Richard TAILLEFER :
« L’ECLISSE DU TEMPS », Editions Dédicaces, 2013
Le
sens ultime du monde serait-il dans le temps ? Dans l’éphémère, dans l’effacement
inéluctable ?
Faut-il
voir là – en quelque sorte – l’épine dorsale de l’univers ?
Telle
me semble être l’interrogation centrale – quoique plus ou moins sous-jacente et
résurgente – autour de laquelle s’organise ce recueil de poèmes.
Le
temps (Temps ?) est un mystère, une énigme que nous portons en nous, un
trait commun que nous partageons avec l’ensemble de la nature. Et donc, la
poésie ne peut qu’être recherche de son essence…
Richard
TAILLEFER possède, du temps, une conscience exacerbée. Une conscience qui a
pour première vertu d’entretenir le feu de sa lucidité un peu tiraillée,
simultanément fataliste et sur le qui-vive. En constant éveil.
Obnubilé
(il l’exprime de façon nostalgique) par l’Origine – laquelle est forcément a –temporelle-,
il voit, en le voyage des instants qui se succèdent sans pause, une force de
dérive, d’exil qui tisse la mouvante, friable, instable substance de notre vie,
de notre être.
A
quoi se raccrocher ?
A
pas grand-chose, nous murmurent ses mots.
Car
nous ne sommes en tout et pour tout que flux
et reflux, à l’intérieur du vide
énorme. Que conscience douloureusement interrogative, tragiquement avide de
sens, qui voudrait vivre de toute
part / Ressentir de toutes les manières mais qui, en attendant, n’en
continue pas moins à affronter sa propre incomplétude, ses rêves d’infini par
nature condamnés à la frustration.
Pourrons-nous être /
Comme nous devrions être ?
Certes
non, car tout ce que nous vivons, nous le vivons Tant bien que mal.
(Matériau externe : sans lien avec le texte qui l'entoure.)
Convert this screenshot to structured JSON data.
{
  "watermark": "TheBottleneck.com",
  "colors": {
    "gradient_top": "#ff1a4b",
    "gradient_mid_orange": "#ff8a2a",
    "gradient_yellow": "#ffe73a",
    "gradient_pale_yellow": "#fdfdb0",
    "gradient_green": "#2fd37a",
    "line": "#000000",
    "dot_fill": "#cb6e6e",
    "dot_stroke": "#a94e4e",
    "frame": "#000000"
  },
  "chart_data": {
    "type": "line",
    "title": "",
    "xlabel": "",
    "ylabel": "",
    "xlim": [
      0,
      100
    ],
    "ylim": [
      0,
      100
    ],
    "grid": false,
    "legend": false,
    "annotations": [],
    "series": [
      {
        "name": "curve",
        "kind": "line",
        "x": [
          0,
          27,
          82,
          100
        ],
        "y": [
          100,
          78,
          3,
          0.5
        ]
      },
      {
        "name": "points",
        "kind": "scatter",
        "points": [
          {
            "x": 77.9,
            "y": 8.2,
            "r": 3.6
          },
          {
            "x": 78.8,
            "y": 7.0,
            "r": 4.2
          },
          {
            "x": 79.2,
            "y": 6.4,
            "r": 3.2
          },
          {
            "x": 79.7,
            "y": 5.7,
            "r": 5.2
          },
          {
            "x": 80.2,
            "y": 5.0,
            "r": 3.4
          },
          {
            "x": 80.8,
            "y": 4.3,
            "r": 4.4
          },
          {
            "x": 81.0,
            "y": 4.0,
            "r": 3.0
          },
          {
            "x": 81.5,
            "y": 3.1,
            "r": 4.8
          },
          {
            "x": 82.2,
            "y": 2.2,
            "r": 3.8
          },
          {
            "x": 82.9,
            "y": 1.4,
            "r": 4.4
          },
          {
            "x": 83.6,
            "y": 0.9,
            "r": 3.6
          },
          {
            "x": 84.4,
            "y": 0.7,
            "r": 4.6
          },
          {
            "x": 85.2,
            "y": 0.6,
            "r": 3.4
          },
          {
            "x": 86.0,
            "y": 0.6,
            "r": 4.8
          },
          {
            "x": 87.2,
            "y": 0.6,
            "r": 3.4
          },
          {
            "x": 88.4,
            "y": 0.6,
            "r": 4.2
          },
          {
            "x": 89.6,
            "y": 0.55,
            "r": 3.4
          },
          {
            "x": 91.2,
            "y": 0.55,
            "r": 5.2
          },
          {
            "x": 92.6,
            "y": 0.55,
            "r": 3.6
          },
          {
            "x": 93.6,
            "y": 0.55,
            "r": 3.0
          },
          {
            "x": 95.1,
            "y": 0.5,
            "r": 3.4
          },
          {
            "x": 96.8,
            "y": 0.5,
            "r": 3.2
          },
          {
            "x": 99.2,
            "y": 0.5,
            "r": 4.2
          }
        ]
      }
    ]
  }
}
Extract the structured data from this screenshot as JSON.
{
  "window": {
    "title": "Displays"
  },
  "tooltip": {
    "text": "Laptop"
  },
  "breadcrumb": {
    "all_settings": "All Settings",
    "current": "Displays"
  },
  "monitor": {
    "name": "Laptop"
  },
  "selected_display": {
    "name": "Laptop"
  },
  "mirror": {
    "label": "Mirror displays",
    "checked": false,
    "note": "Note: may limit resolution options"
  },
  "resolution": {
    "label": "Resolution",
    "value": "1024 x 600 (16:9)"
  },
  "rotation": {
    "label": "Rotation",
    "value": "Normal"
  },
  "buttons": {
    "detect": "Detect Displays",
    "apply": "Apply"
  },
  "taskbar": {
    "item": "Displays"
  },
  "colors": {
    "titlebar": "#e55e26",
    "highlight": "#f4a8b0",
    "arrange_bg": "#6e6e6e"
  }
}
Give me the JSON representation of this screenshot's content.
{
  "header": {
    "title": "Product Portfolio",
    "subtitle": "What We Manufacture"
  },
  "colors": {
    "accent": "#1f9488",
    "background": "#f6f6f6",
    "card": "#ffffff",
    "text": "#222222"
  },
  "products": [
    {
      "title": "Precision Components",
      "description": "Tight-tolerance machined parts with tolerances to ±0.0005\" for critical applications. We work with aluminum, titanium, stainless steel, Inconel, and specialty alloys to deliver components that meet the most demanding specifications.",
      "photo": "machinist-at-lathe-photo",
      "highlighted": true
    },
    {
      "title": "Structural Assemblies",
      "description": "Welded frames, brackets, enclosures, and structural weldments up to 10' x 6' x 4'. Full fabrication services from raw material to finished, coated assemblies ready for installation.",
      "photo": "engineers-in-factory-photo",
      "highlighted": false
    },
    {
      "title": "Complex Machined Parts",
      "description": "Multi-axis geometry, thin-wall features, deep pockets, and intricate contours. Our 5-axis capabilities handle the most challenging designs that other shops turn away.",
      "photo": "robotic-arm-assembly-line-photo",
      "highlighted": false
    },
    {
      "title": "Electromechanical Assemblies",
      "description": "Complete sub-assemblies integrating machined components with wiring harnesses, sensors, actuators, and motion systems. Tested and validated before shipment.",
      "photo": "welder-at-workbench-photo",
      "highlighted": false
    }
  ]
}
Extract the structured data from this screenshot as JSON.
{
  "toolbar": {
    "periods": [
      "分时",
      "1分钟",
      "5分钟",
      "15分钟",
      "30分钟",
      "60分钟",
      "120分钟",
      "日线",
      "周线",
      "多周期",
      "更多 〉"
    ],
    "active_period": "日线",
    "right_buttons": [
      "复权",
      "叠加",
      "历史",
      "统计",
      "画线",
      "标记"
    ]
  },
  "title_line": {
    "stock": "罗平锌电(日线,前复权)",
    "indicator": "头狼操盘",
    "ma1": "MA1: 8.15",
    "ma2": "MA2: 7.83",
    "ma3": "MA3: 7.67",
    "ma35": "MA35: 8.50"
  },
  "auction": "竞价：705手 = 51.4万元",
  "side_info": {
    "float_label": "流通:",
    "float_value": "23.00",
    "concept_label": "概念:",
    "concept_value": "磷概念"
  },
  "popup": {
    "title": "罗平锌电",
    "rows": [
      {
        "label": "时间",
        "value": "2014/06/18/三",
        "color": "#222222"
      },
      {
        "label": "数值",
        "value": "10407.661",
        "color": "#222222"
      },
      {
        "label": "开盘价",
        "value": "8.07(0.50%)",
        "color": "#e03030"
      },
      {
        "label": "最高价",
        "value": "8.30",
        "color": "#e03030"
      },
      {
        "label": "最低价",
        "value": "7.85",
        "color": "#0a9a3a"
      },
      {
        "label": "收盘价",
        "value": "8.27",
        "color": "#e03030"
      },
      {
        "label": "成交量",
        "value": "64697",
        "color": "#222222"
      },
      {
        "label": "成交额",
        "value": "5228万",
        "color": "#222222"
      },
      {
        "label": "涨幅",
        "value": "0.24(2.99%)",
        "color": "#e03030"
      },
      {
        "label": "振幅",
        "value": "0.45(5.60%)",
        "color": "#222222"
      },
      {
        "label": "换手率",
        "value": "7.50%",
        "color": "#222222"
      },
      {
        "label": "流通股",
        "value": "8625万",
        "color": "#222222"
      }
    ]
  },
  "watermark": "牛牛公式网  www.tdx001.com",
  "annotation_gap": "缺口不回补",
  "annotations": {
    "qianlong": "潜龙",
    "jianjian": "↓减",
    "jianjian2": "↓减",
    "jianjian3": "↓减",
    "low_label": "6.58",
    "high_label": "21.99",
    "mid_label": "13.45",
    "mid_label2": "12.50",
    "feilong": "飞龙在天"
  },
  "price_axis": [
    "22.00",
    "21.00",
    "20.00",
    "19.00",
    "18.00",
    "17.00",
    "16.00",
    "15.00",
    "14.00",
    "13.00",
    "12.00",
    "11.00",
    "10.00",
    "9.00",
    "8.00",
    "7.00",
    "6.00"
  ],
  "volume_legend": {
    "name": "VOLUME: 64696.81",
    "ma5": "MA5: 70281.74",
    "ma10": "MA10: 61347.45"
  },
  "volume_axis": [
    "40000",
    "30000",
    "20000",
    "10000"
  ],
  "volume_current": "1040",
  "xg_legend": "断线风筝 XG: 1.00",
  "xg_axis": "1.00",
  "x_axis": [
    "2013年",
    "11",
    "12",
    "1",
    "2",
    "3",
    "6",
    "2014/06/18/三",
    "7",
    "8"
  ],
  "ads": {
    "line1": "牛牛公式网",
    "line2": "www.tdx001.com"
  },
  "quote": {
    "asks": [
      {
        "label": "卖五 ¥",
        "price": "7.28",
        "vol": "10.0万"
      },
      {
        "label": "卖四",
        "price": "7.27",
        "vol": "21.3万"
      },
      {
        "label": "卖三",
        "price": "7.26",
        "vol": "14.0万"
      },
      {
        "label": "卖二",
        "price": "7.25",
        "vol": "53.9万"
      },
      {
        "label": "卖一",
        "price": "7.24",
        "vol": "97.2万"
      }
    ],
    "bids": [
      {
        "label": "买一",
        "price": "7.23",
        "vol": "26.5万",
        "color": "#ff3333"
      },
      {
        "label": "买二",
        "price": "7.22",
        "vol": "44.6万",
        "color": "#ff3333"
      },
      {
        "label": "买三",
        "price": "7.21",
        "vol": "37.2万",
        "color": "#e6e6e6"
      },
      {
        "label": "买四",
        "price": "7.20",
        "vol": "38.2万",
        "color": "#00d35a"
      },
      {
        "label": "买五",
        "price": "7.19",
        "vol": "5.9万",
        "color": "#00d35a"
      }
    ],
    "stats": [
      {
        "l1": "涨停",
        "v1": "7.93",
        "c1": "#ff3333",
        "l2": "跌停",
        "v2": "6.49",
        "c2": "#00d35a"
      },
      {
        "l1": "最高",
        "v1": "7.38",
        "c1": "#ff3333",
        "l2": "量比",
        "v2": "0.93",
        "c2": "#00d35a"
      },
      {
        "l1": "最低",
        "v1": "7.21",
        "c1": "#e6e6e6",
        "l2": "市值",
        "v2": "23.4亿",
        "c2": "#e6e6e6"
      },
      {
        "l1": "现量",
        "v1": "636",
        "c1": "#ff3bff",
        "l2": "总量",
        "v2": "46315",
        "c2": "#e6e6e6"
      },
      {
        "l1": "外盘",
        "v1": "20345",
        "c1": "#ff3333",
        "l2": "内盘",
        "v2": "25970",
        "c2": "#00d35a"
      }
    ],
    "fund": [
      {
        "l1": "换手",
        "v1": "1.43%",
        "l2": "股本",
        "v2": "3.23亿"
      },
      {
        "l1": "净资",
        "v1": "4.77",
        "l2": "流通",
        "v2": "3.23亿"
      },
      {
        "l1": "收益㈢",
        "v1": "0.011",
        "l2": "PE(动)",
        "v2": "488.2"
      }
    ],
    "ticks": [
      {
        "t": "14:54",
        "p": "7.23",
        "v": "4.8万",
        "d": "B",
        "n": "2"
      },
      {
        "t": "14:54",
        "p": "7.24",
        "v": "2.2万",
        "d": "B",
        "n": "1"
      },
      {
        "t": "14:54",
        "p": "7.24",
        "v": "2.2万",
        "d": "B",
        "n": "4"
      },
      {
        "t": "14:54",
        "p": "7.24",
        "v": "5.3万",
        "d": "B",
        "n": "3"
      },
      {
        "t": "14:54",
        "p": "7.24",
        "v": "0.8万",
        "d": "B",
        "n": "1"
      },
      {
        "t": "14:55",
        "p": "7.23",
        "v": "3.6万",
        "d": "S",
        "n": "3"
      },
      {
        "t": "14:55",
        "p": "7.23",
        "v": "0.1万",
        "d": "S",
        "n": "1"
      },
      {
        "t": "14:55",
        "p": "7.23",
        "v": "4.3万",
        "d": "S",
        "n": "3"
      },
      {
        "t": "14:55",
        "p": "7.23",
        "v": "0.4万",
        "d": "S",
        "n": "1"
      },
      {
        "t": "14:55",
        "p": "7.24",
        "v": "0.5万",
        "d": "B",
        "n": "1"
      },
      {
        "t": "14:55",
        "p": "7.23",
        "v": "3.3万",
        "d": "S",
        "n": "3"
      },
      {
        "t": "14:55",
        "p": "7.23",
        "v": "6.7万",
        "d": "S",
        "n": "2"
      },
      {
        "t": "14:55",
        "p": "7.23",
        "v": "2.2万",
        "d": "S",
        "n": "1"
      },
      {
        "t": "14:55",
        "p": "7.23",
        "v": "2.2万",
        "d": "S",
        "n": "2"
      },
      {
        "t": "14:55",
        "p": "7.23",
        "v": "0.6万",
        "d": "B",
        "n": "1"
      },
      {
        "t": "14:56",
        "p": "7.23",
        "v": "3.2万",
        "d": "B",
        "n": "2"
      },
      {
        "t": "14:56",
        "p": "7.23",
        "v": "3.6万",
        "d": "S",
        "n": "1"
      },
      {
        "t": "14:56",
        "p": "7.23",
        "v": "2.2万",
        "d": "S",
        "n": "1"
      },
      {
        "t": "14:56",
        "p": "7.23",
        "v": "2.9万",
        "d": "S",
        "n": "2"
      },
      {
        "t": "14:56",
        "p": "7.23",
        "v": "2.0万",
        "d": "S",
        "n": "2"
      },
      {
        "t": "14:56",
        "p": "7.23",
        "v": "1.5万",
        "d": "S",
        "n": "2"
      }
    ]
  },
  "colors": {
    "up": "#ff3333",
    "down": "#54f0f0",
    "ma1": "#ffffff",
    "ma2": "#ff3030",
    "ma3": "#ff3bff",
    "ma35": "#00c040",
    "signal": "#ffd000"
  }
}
Dans un monde à la peau mouvante, fluctuante,
qui ne conserve jamais aucune vraie marque. Car, au bout du compte, tout ce qui
nous baigne s’éloigne à grands pas de
nous.
Autant
dans sa propre vie que dans le cadre qui la ceint, la conscience titube. Elle a
fait de nous autres, êtres humains, des êtres à part – Etrange drame. Peux-tu exister clairement / Sans avoir à y
penser ?
Y
a-t’il quelque chose à comprendre,
alors qu’on sait pertinemment que rien n’est jamais de nature définitive, arrêtée
une bonne fois pour toutes, que tout se perd, à un moment ou à un autre, dans
le changement, dans le bouleversement, dans l'anéantissement de l’oubli et qu’en
définitive, tout se ramène aux sables mouvants de l’incertitude (Comment
était le visage de la mère ?) ?
Derrière
l’art consommé de la densité des mots dont témoigne Richard Taillefer, il y a
le doute. Un doute dont il sait, cependant, faire ressortir toutes les
richesses. Un doute qui laisse parler toutes les ambigüités, toutes les énigmes.
Méditatif,
contemplatif, grave, profond, triste ou sensuel dans certains cas, en un mot
comme en cent fidèle à lui-même, Richard Taillefer se voudrait en harmonie avec
le monde. On le sent fasciné par sa charge de complexité, hanté par ses mille
et un entrelacements de paradoxes. Souhaite-t-il les déchiffrer, les rendre
enfin accessibles à son entendement et à son ressenti, ou souhaite-t-il en
conserver intacte l’aura chatoyante et ineffable d’insondable mystère ? Un
peu des deux…
L’écriture
du poète Richard Taillefer épouse sa pensée : humble, contrôlée, vierge de
certitudes, forte. Une écriture à ciel ouvert.
L’homme
sait parler des choses simples, denses, chaudement présentes et quotidiennes.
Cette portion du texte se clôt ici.